Hi all,
I've been a longterm reader of the forum, but have never posted. In the interest of anonymity, I'm going to be vague: I'm mid-20s, have only been in the workforce a few years (at a few different jobs) due to graduate school, and am now working in a field I theoretically love but that doesn't have anything to do with any of my degrees. I have always had generalized anxiety disorder, but previously have been able to use it to fuel getting good grades, going to top schools, etc. My new job teaches me things I absolutely want to learn but in an extremely stressful and high-paced environment. I would like to own my own business someday in a very specific field, and this job is a great place to learn skills I will need. My job is long and unusual hours, and it takes all my emotional energy just to go to work and get through the day. Out of work, I feel absolutely no energy to do things I previously loved, like reading or listening to podcasts or anything involving intellectual energy. I'm basically a zombie and have been since I started this job 6 months ago.

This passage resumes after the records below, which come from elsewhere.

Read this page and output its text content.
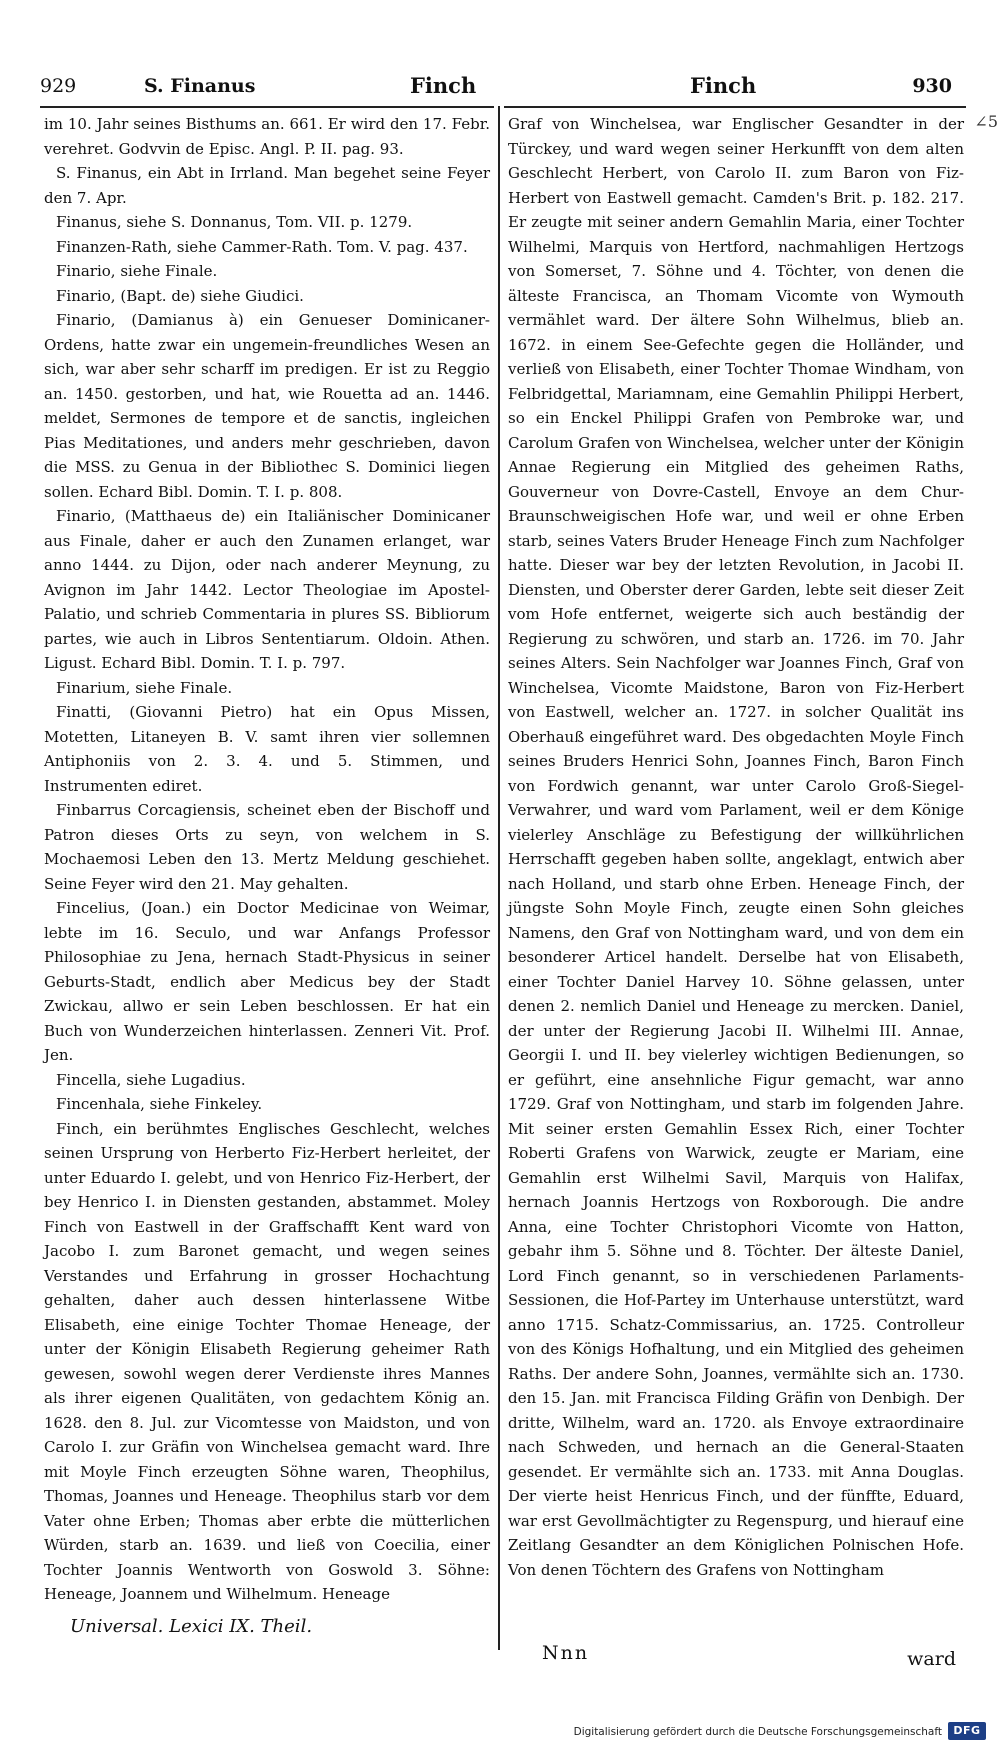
929	S. Finanus	Finch	Finch	930
∠5

im 10. Jahr seines Bisthums an. 661. Er wird den 17. Febr. verehret. Godvvin de Episc. Angl. P. II. pag. 93.

S. Finanus, ein Abt in Irrland. Man begehet seine Feyer den 7. Apr.

Finanus, siehe S. Donnanus, Tom. VII. p. 1279.

Finanzen-Rath, siehe Cammer-Rath. Tom. V. pag. 437.

Finario, siehe Finale.

Finario, (Bapt. de) siehe Giudici.

Finario, (Damianus à) ein Genueser Dominicaner-Ordens, hatte zwar ein ungemein-freundliches Wesen an sich, war aber sehr scharff im predigen. Er ist zu Reggio an. 1450. gestorben, und hat, wie Rouetta ad an. 1446. meldet, Sermones de tempore et de sanctis, ingleichen Pias Meditationes, und anders mehr geschrieben, davon die MSS. zu Genua in der Bibliothec S. Dominici liegen sollen. Echard Bibl. Domin. T. I. p. 808.

Finario, (Matthaeus de) ein Italiänischer Dominicaner aus Finale, daher er auch den Zunamen erlanget, war anno 1444. zu Dijon, oder nach anderer Meynung, zu Avignon im Jahr 1442. Lector Theologiae im Apostel-Palatio, und schrieb Commentaria in plures SS. Bibliorum partes, wie auch in Libros Sententiarum. Oldoin. Athen. Ligust. Echard Bibl. Domin. T. I. p. 797.

Finarium, siehe Finale.

Finatti, (Giovanni Pietro) hat ein Opus Missen, Motetten, Litaneyen B. V. samt ihren vier sollemnen Antiphoniis von 2. 3. 4. und 5. Stimmen, und Instrumenten ediret.

Finbarrus Corcagiensis, scheinet eben der Bischoff und Patron dieses Orts zu seyn, von welchem in S. Mochaemosi Leben den 13. Mertz Meldung geschiehet. Seine Feyer wird den 21. May gehalten.

Fincelius, (Joan.) ein Doctor Medicinae von Weimar, lebte im 16. Seculo, und war Anfangs Professor Philosophiae zu Jena, hernach Stadt-Physicus in seiner Geburts-Stadt, endlich aber Medicus bey der Stadt Zwickau, allwo er sein Leben beschlossen. Er hat ein Buch von Wunderzeichen hinterlassen. Zenneri Vit. Prof. Jen.

Fincella, siehe Lugadius.

Fincenhala, siehe Finkeley.

Finch, ein berühmtes Englisches Geschlecht, welches seinen Ursprung von Herberto Fiz-Herbert herleitet, der unter Eduardo I. gelebt, und von Henrico Fiz-Herbert, der bey Henrico I. in Diensten gestanden, abstammet. Moley Finch von Eastwell in der Graffschafft Kent ward von Jacobo I. zum Baronet gemacht, und wegen seines Verstandes und Erfahrung in grosser Hochachtung gehalten, daher auch dessen hinterlassene Witbe Elisabeth, eine einige Tochter Thomae Heneage, der unter der Königin Elisabeth Regierung geheimer Rath gewesen, sowohl wegen derer Verdienste ihres Mannes als ihrer eigenen Qualitäten, von gedachtem König an. 1628. den 8. Jul. zur Vicomtesse von Maidston, und von Carolo I. zur Gräfin von Winchelsea gemacht ward. Ihre mit Moyle Finch erzeugten Söhne waren, Theophilus, Thomas, Joannes und Heneage. Theophilus starb vor dem Vater ohne Erben; Thomas aber erbte die mütterlichen Würden, starb an. 1639. und ließ von Coecilia, einer Tochter Joannis Wentworth von Goswold 3. Söhne: Heneage, Joannem und Wilhelmum. Heneage

Graf von Winchelsea, war Englischer Gesandter in der Türckey, und ward wegen seiner Herkunfft von dem alten Geschlecht Herbert, von Carolo II. zum Baron von Fiz-Herbert von Eastwell gemacht. Camden's Brit. p. 182. 217. Er zeugte mit seiner andern Gemahlin Maria, einer Tochter Wilhelmi, Marquis von Hertford, nachmahligen Hertzogs von Somerset, 7. Söhne und 4. Töchter, von denen die älteste Francisca, an Thomam Vicomte von Wymouth vermählet ward. Der ältere Sohn Wilhelmus, blieb an. 1672. in einem See-Gefechte gegen die Holländer, und verließ von Elisabeth, einer Tochter Thomae Windham, von Felbridgettal, Mariamnam, eine Gemahlin Philippi Herbert, so ein Enckel Philippi Grafen von Pembroke war, und Carolum Grafen von Winchelsea, welcher unter der Königin Annae Regierung ein Mitglied des geheimen Raths, Gouverneur von Dovre-Castell, Envoye an dem Chur-Braunschweigischen Hofe war, und weil er ohne Erben starb, seines Vaters Bruder Heneage Finch zum Nachfolger hatte. Dieser war bey der letzten Revolution, in Jacobi II. Diensten, und Oberster derer Garden, lebte seit dieser Zeit vom Hofe entfernet, weigerte sich auch beständig der Regierung zu schwören, und starb an. 1726. im 70. Jahr seines Alters. Sein Nachfolger war Joannes Finch, Graf von Winchelsea, Vicomte Maidstone, Baron von Fiz-Herbert von Eastwell, welcher an. 1727. in solcher Qualität ins Oberhauß eingeführet ward. Des obgedachten Moyle Finch seines Bruders Henrici Sohn, Joannes Finch, Baron Finch von Fordwich genannt, war unter Carolo Groß-Siegel-Verwahrer, und ward vom Parlament, weil er dem Könige vielerley Anschläge zu Befestigung der willkührlichen Herrschafft gegeben haben sollte, angeklagt, entwich aber nach Holland, und starb ohne Erben. Heneage Finch, der jüngste Sohn Moyle Finch, zeugte einen Sohn gleiches Namens, den Graf von Nottingham ward, und von dem ein besonderer Articel handelt. Derselbe hat von Elisabeth, einer Tochter Daniel Harvey 10. Söhne gelassen, unter denen 2. nemlich Daniel und Heneage zu mercken. Daniel, der unter der Regierung Jacobi II. Wilhelmi III. Annae, Georgii I. und II. bey vielerley wichtigen Bedienungen, so er geführt, eine ansehnliche Figur gemacht, war anno 1729. Graf von Nottingham, und starb im folgenden Jahre. Mit seiner ersten Gemahlin Essex Rich, einer Tochter Roberti Grafens von Warwick, zeugte er Mariam, eine Gemahlin erst Wilhelmi Savil, Marquis von Halifax, hernach Joannis Hertzogs von Roxborough. Die andre Anna, eine Tochter Christophori Vicomte von Hatton, gebahr ihm 5. Söhne und 8. Töchter. Der älteste Daniel, Lord Finch genannt, so in verschiedenen Parlaments-Sessionen, die Hof-Partey im Unterhause unterstützt, ward anno 1715. Schatz-Commissarius, an. 1725. Controlleur von des Königs Hofhaltung, und ein Mitglied des geheimen Raths. Der andere Sohn, Joannes, vermählte sich an. 1730. den 15. Jan. mit Francisca Filding Gräfin von Denbigh. Der dritte, Wilhelm, ward an. 1720. als Envoye extraordinaire nach Schweden, und hernach an die General-Staaten gesendet. Er vermählte sich an. 1733. mit Anna Douglas. Der vierte heist Henricus Finch, und der fünffte, Eduard, war erst Gevollmächtigter zu Regenspurg, und hierauf eine Zeitlang Gesandter an dem Königlichen Polnischen Hofe. Von denen Töchtern des Grafens von Nottingham

Universal. Lexici IX. Theil.
Nnn	ward
Digitalisierung gefördert durch die Deutsche Forschungsgemeinschaft	DFG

To make matters worse, I work in a very male-dominated field. I have been sexually harassed twice at work; management has handled it the best way I could have asked for, but these incidents have really upset me. The last incident was a few days ago, and I've found myself having horrible panic attacks thinking about a past sexual assault and a very long verbally abusive relationship I was in. I called out of work one day, worked the next day to try to power through it, then had a full blown panic attack at work the following day and had to go home. I asked to take the weekend off to figure things out. Part of me wants to show that these men can't tear me down, but the other part is tired of policing men and forcing them to be decent human beings.

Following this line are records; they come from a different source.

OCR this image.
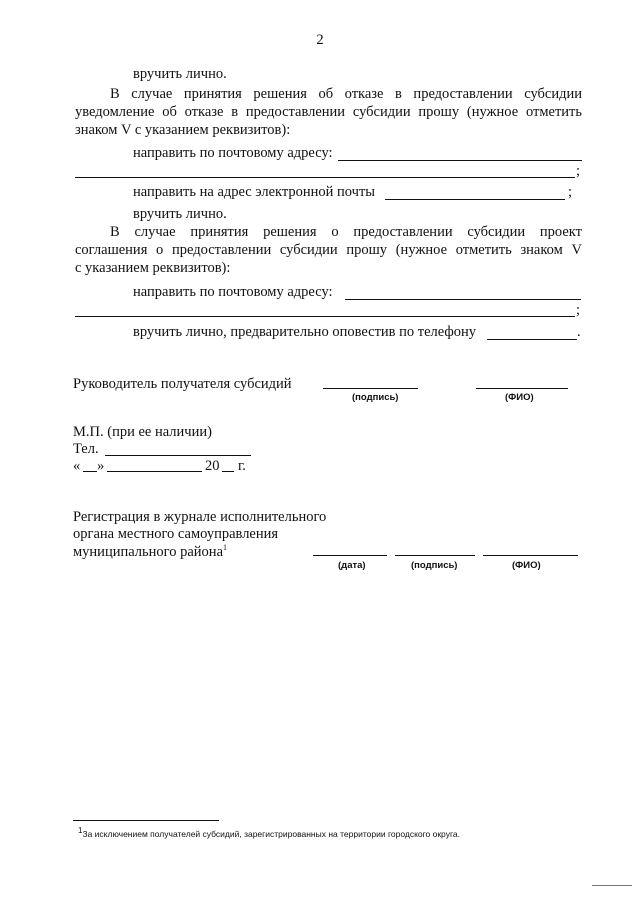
2
вручить лично.
В случае принятия решения об отказе в предоставлении субсидии
уведомление об отказе в предоставлении субсидии прошу (нужное отметить
знаком V с указанием реквизитов):
направить по почтовому адресу:
;
направить на адрес электронной почты	;
вручить лично.
В случае принятия решения о предоставлении субсидии проект
соглашения о предоставлении субсидии прошу (нужное отметить знаком V
с указанием реквизитов):
направить по почтовому адресу:
;
вручить лично, предварительно оповестив по телефону	.
Руководитель получателя субсидий
(подпись)	(ФИО)
М.П. (при ее наличии)
Тел.
« »	20 г.
Регистрация в журнале исполнительного
органа местного самоуправления
муниципального района$^1$
(дата)	(подпись)	(ФИО)
$^1$За исключением получателей субсидий, зарегистрированных на территории городского округа.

For my age, I am doing okay financially: my job pays very little, but I have an emergency fund and 20k in an IRA. I have the support of my parents, whatever decision I make (both emotional and financial -- I am very very lucky). I am looking for less stressful jobs, and have an interview in my field on Tuesday. I basically have to figure out what I'm doing with regards to my job by tomorrow. I know it's better to look for a job when you have a job, but I am so emotionally depleted and tired. I don't want to feel like a quitter or like I've given up, but I'm struggling right now. I should point out I am in no danger to myself or others and I see a therapist weekly and a psychiatrist every month. I am seeing my therapist tomorrow. Is it ever okay to leave your job for mental health reasons? How do I possibly explain this to future employers? Am I screwing myself over if I leave my job without another lined up? Thank you for your help!